Yup, you read that right. I needs something that is capable of generating random text from a regular expression. So the text should be random, but be matched by the regular expression. It seems it doesn't exist, but I could be wrong.
Just a an example: that library would be capable of taking '[ab]*c
' as input, and generate samples such as:
abc
abbbc
bac
etc.
Update: I created something myself: Xeger. Check out http://code.google.com/p/xeger/.
Here is a Python implementation of a module like that: http://www.mail-archive.com/python-list@python.org/msg125198.html It should be portable to Java.
Here's a few implementations of such a beast, but none of them in Java (and all but the closed-source Microsoft one very limited in their regexp feature support).
based on Wilfred Springer's solution together with http://www.brics.dk/~amoeller/automaton/ i build another generator. It do not use recursion. It take as input the patter/regularExpression minimum String length and maximum String length. The result is an accepted String between min and max length. It also allow some of the XML "short hand character classes". I use this for an XML Sample Generator that build valid String for facets.

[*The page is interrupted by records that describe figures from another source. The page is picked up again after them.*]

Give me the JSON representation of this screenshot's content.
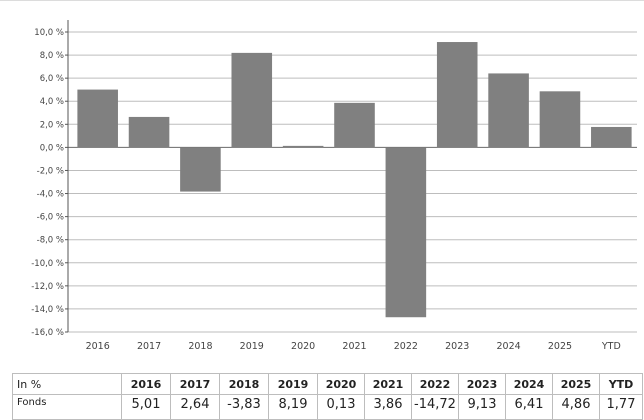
{
  "chart_data": {
    "type": "bar",
    "categories": [
      "2016",
      "2017",
      "2018",
      "2019",
      "2020",
      "2021",
      "2022",
      "2023",
      "2024",
      "2025",
      "YTD"
    ],
    "series": [
      {
        "values": [
          5.01,
          2.64,
          -3.83,
          8.19,
          0.13,
          3.86,
          -14.72,
          9.13,
          6.41,
          4.86,
          1.77
        ]
      }
    ],
    "ylim": [
      -16,
      10
    ],
    "yticks": [
      "10,0 %",
      "8,0 %",
      "6,0 %",
      "4,0 %",
      "2,0 %",
      "0,0 %",
      "-2,0 %",
      "-4,0 %",
      "-6,0 %",
      "-8,0 %",
      "-10,0 %",
      "-12,0 %",
      "-14,0 %",
      "-16,0 %"
    ],
    "ytick_values": [
      10,
      8,
      6,
      4,
      2,
      0,
      -2,
      -4,
      -6,
      -8,
      -10,
      -12,
      -14,
      -16
    ],
    "grid": true,
    "bar_color": "#808080"
  },
  "table": {
    "header_label": "In %",
    "row_label": "Fonds",
    "columns": [
      "2016",
      "2017",
      "2018",
      "2019",
      "2020",
      "2021",
      "2022",
      "2023",
      "2024",
      "2025",
      "YTD"
    ],
    "values": [
      "5,01",
      "2,64",
      "-3,83",
      "8,19",
      "0,13",
      "3,86",
      "-14,72",
      "9,13",
      "6,41",
      "4,86",
      "1,77"
    ]
  }
}
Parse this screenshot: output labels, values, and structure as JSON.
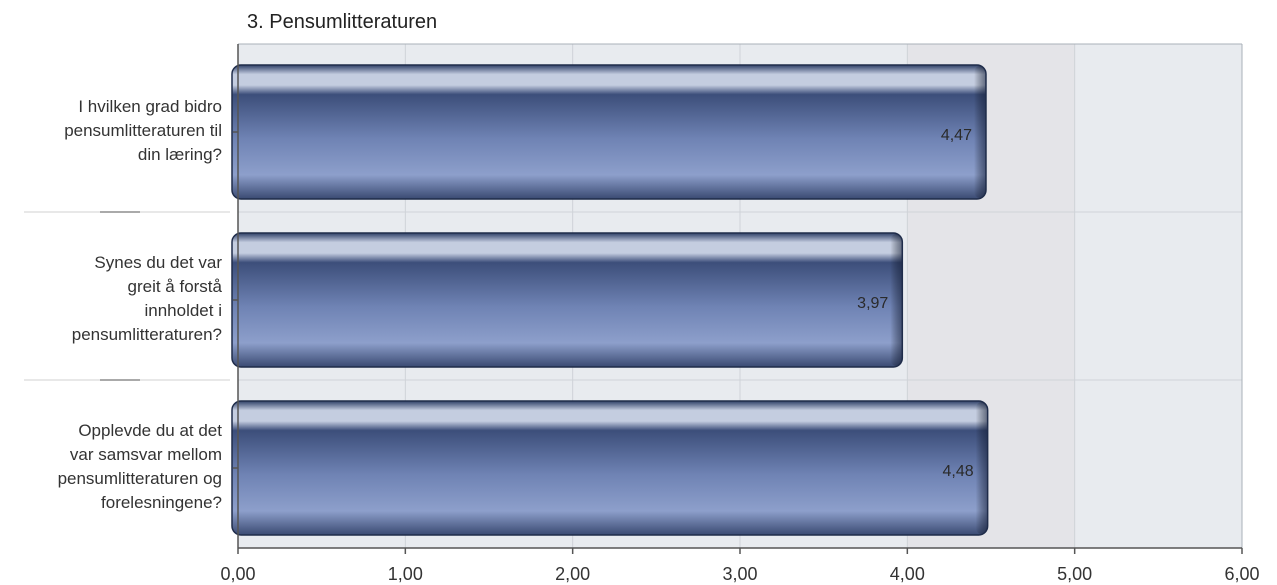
{
  "chart_data": {
    "type": "bar",
    "orientation": "horizontal",
    "title": "3. Pensumlitteraturen",
    "xlabel": "",
    "ylabel": "",
    "xlim": [
      0,
      6
    ],
    "ticks": [
      "0,00",
      "1,00",
      "2,00",
      "3,00",
      "4,00",
      "5,00",
      "6,00"
    ],
    "grid": true,
    "categories": [
      "I hvilken grad bidro pensumlitteraturen til din læring?",
      "Synes du det var greit å forstå innholdet i pensumlitteraturen?",
      "Opplevde du at det var samsvar mellom pensumlitteraturen og forelesningene?"
    ],
    "category_lines": [
      [
        "I hvilken grad bidro",
        "pensumlitteraturen til",
        "din læring?"
      ],
      [
        "Synes du det var",
        "greit å forstå",
        "innholdet i",
        "pensumlitteraturen?"
      ],
      [
        "Opplevde du at det",
        "var samsvar mellom",
        "pensumlitteraturen og",
        "forelesningene?"
      ]
    ],
    "values": [
      4.47,
      3.97,
      4.48
    ],
    "value_labels": [
      "4,47",
      "3,97",
      "4,48"
    ],
    "colors": {
      "bar_dark": "#2e3f66",
      "bar_mid": "#5a6ea0",
      "bar_light": "#8d9fcb",
      "bar_highlight": "#c4cde0",
      "plot_bg": "#e8ebef",
      "band_bg": "#e4e4e8",
      "grid": "#cfd3d8"
    }
  }
}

I just created a library for doing this a minute ago. It's hosted here: http://code.google.com/p/xeger/. Carefully read the instructions before using it. (Especially the one referring to downloading another required library.) ;-)
This is the way you use it:
I am not aware of such a library. If you're interested in writing one yourself, then these are probably the steps you'll need to take:
Write a parser for regular expressions (you may want to start out with a restricted class of regexes).
Use the result to construct an NFA.
(Optional) Convert the NFA to a DFA.
Randomly traverse the resulting automaton from the start state to any accepting state, while storing the characters outputted by every transition.
The result is a word which is accepted by the original regex. For more, see e.g. Converting a Regular Expression into a Deterministic Finite Automaton.